Alex Salmond accused of telling voters ‘blatant untruths’

The former First Minister issues a leaflet to voters in Gordon taking credit for pensioner policies introduced before he took power at Holyrood.

Alex Salmond has been accused of telling voters in the seat he is contesting “blatant untruths” by claiming credit for policies implemented by Labour and the Liberal Democrats when he was not even an MSP.

The former First Minister sent a leaflet to constituents in the Aberdeenshire seat of Gordon in which he said the SNP had “led the way” by providing free personal care and bus passes for pensioners.

He said he was “immensely proud” of the SNP’s record but both policies were introduced by the Labour and Lib Dem Scottish Executive after he stood down as an MSP in 2001 and before he won power in the 2007 Holyrood election.

Christine Jardine, his Lib Dem opponent in the seat, attacked Mr Salmond for trying to rewrite history in the hope of trying to fool voters.

It also emerged that the SNP have approached several newspapers attempting to blacken Ms Jardine’s name by claiming that she lives in Glasgow and not the constituency.

She last night claimed the accusations were “desperate” and “sexist” as her career means she lives in the North East, apart from her husband, in the same way many male oil workers have moved to the region to make a living away from their families.

Free personal care for the elderly was proposed by Henry McLeish, the former Labour First Minister and introduced in 2002. His successor, Jack McConnell, oversaw the introduction of free bus travel across Scotland for pensioners in 2006.

But Mr Salmond sent a leaflet claiming credit for both policies to voters in Gordon, where the Lib Dems’ Sir Malcolm Bruce has been the MP since 1983. However, he has decided to stand down and the former First Minister is favourite to win the seat for the SNP.

The leaflet read: “I am immensely proud of the SNP’s record in government when it comes to standing up for our pensioners. We have led the way with bus passes and free personal care.”

Ms Jardine, a journalism lecturer at Robert Gordon University in Aberdeen, said: “Experience has taught us that Alex Salmond sometimes has problems remembering the fine detail of the actualise, but, even by his standards, these are blatant untruths.

“It’s typical of the SNP’s attempts to rewrite history, but I’m confident that voters in Gordon will see past these false claims and remember that the Lib Dems have a genuine record of working with like-minded colleagues to deliver real improvements for pensioners and other vulnerable groups in our communities.”

The SNP sent information to several newspapers arguing that Ms Jardine lives in Glasgow, where her husband worked until recently and they have a family home.

However, she said she moved back to the North East, initially in 2013 to contest the Donside Scottish Parliament by-election then permanently in January last year.

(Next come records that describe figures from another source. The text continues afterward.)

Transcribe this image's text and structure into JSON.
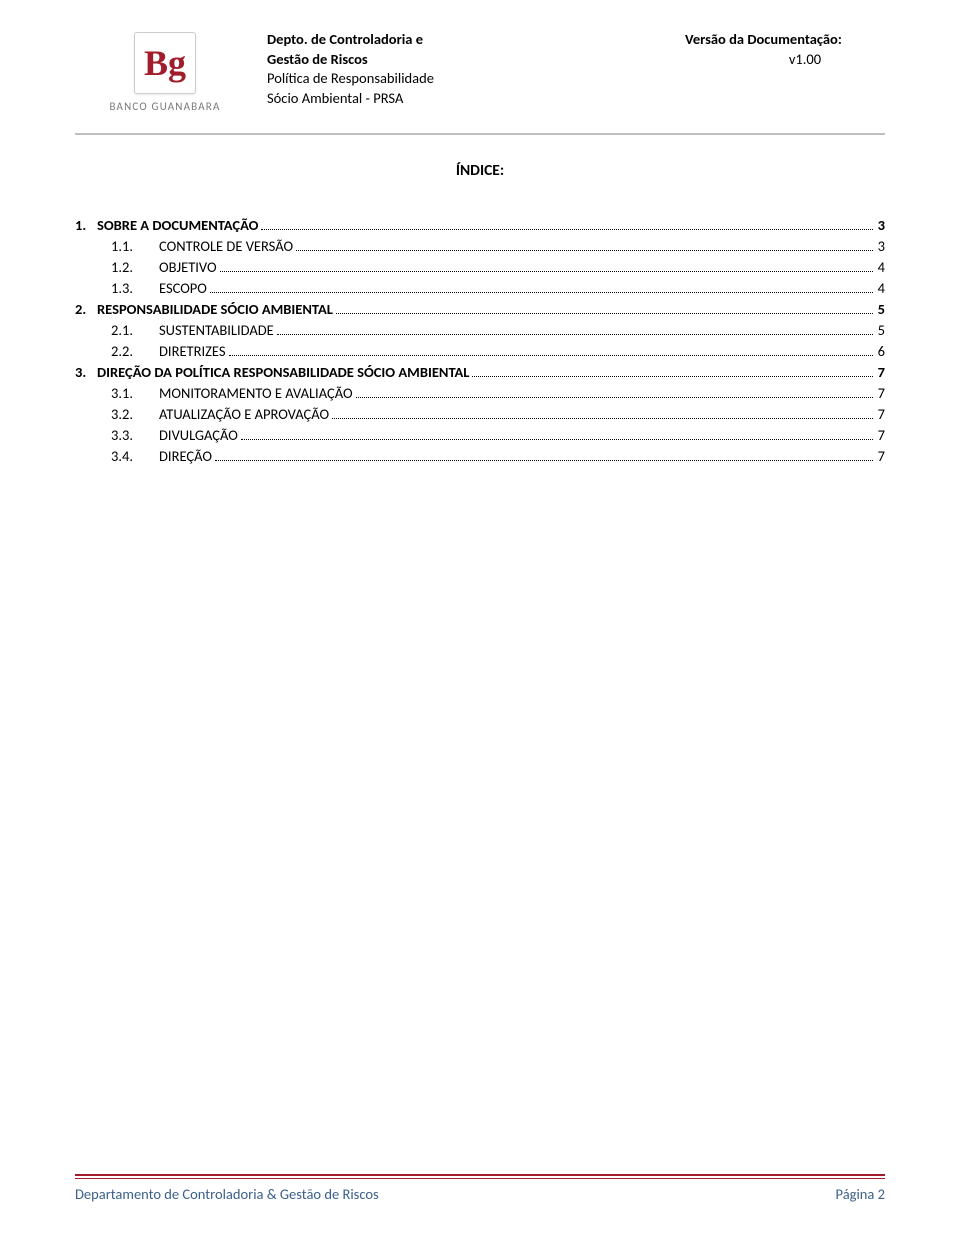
{
  "colors": {
    "accent_red": "#a11d2b",
    "header_divider": "#bfbfbf",
    "footer_text": "#3a5f8a",
    "logo_gray": "#7a7a7a",
    "text": "#000000",
    "background": "#ffffff"
  },
  "header": {
    "logo_text": "Bg",
    "bank_name": "BANCO GUANABARA",
    "dept_line1": "Depto. de Controladoria e",
    "dept_line2": "Gestão de Riscos",
    "policy_line1": "Política de Responsabilidade",
    "policy_line2": "Sócio Ambiental - PRSA",
    "version_label": "Versão da Documentação:",
    "version_value": "v1.00"
  },
  "index": {
    "title": "ÍNDICE:",
    "items": [
      {
        "level": 1,
        "num": "1.",
        "label": "SOBRE A DOCUMENTAÇÃO",
        "page": "3"
      },
      {
        "level": 2,
        "num": "1.1.",
        "label": "CONTROLE DE VERSÃO",
        "page": "3"
      },
      {
        "level": 2,
        "num": "1.2.",
        "label": "OBJETIVO",
        "page": "4"
      },
      {
        "level": 2,
        "num": "1.3.",
        "label": "ESCOPO",
        "page": "4"
      },
      {
        "level": 1,
        "num": "2.",
        "label": "RESPONSABILIDADE SÓCIO AMBIENTAL",
        "page": "5"
      },
      {
        "level": 2,
        "num": "2.1.",
        "label": "SUSTENTABILIDADE",
        "page": "5"
      },
      {
        "level": 2,
        "num": "2.2.",
        "label": "DIRETRIZES",
        "page": "6"
      },
      {
        "level": 1,
        "num": "3.",
        "label": "DIREÇÃO DA POLÍTICA RESPONSABILIDADE SÓCIO AMBIENTAL",
        "page": "7"
      },
      {
        "level": 2,
        "num": "3.1.",
        "label": "MONITORAMENTO E AVALIAÇÃO",
        "page": "7"
      },
      {
        "level": 2,
        "num": "3.2.",
        "label": "ATUALIZAÇÃO E APROVAÇÃO",
        "page": "7"
      },
      {
        "level": 2,
        "num": "3.3.",
        "label": "DIVULGAÇÃO",
        "page": "7"
      },
      {
        "level": 2,
        "num": "3.4.",
        "label": "DIREÇÃO",
        "page": "7"
      }
    ]
  },
  "footer": {
    "left": "Departamento de Controladoria & Gestão de Riscos",
    "right": "Página 2"
  }
}
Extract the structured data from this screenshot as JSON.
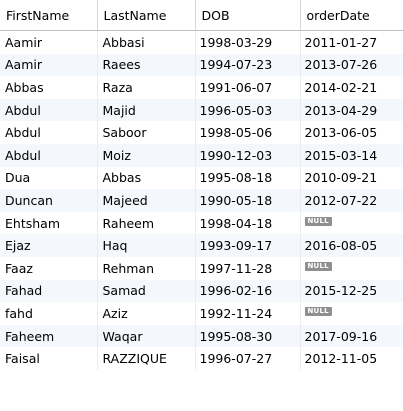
{
  "columns": [
    "FirstName",
    "LastName",
    "DOB",
    "orderDate"
  ],
  "null_label": "NULL",
  "rows": [
    {
      "first": "Aamir",
      "last": "Abbasi",
      "dob": "1998-03-29",
      "order": "2011-01-27"
    },
    {
      "first": "Aamir",
      "last": "Raees",
      "dob": "1994-07-23",
      "order": "2013-07-26"
    },
    {
      "first": "Abbas",
      "last": "Raza",
      "dob": "1991-06-07",
      "order": "2014-02-21"
    },
    {
      "first": "Abdul",
      "last": "Majid",
      "dob": "1996-05-03",
      "order": "2013-04-29"
    },
    {
      "first": "Abdul",
      "last": "Saboor",
      "dob": "1998-05-06",
      "order": "2013-06-05"
    },
    {
      "first": "Abdul",
      "last": "Moiz",
      "dob": "1990-12-03",
      "order": "2015-03-14"
    },
    {
      "first": "Dua",
      "last": "Abbas",
      "dob": "1995-08-18",
      "order": "2010-09-21"
    },
    {
      "first": "Duncan",
      "last": "Majeed",
      "dob": "1990-05-18",
      "order": "2012-07-22"
    },
    {
      "first": "Ehtsham",
      "last": "Raheem",
      "dob": "1998-04-18",
      "order": null
    },
    {
      "first": "Ejaz",
      "last": "Haq",
      "dob": "1993-09-17",
      "order": "2016-08-05"
    },
    {
      "first": "Faaz",
      "last": "Rehman",
      "dob": "1997-11-28",
      "order": null
    },
    {
      "first": "Fahad",
      "last": "Samad",
      "dob": "1996-02-16",
      "order": "2015-12-25"
    },
    {
      "first": "fahd",
      "last": "Aziz",
      "dob": "1992-11-24",
      "order": null
    },
    {
      "first": "Faheem",
      "last": "Waqar",
      "dob": "1995-08-30",
      "order": "2017-09-16"
    },
    {
      "first": "Faisal",
      "last": "RAZZIQUE",
      "dob": "1996-07-27",
      "order": "2012-11-05"
    }
  ]
}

“It seems pretty desperate to me. If they were confident they were going to win, why would they stoop to this?” Ms Jardine asked.

Mr Salmond said: “What a lot of nonsense from the Liberals. the SNP defended the free bus pass and free personal care throughout my term in office despite swingeing cuts from Westminster.

“The opposition parties in the Scottish Parliament told us it could not be done but the SNP sustained these policies as well as freezing council tax, abolishing tuition fees and introducing free prescriptions.

An SNP spokesman added: “People in Gordon do not mind where anyone comes from, the issue is a candidate giving the impression they are from the constituency when they aren’t. The simple fact of the matter is that the Liberal Democrat candidate’s address in Newmachar for nomination, which appears on the ballot paper, is her campaign manager’s.”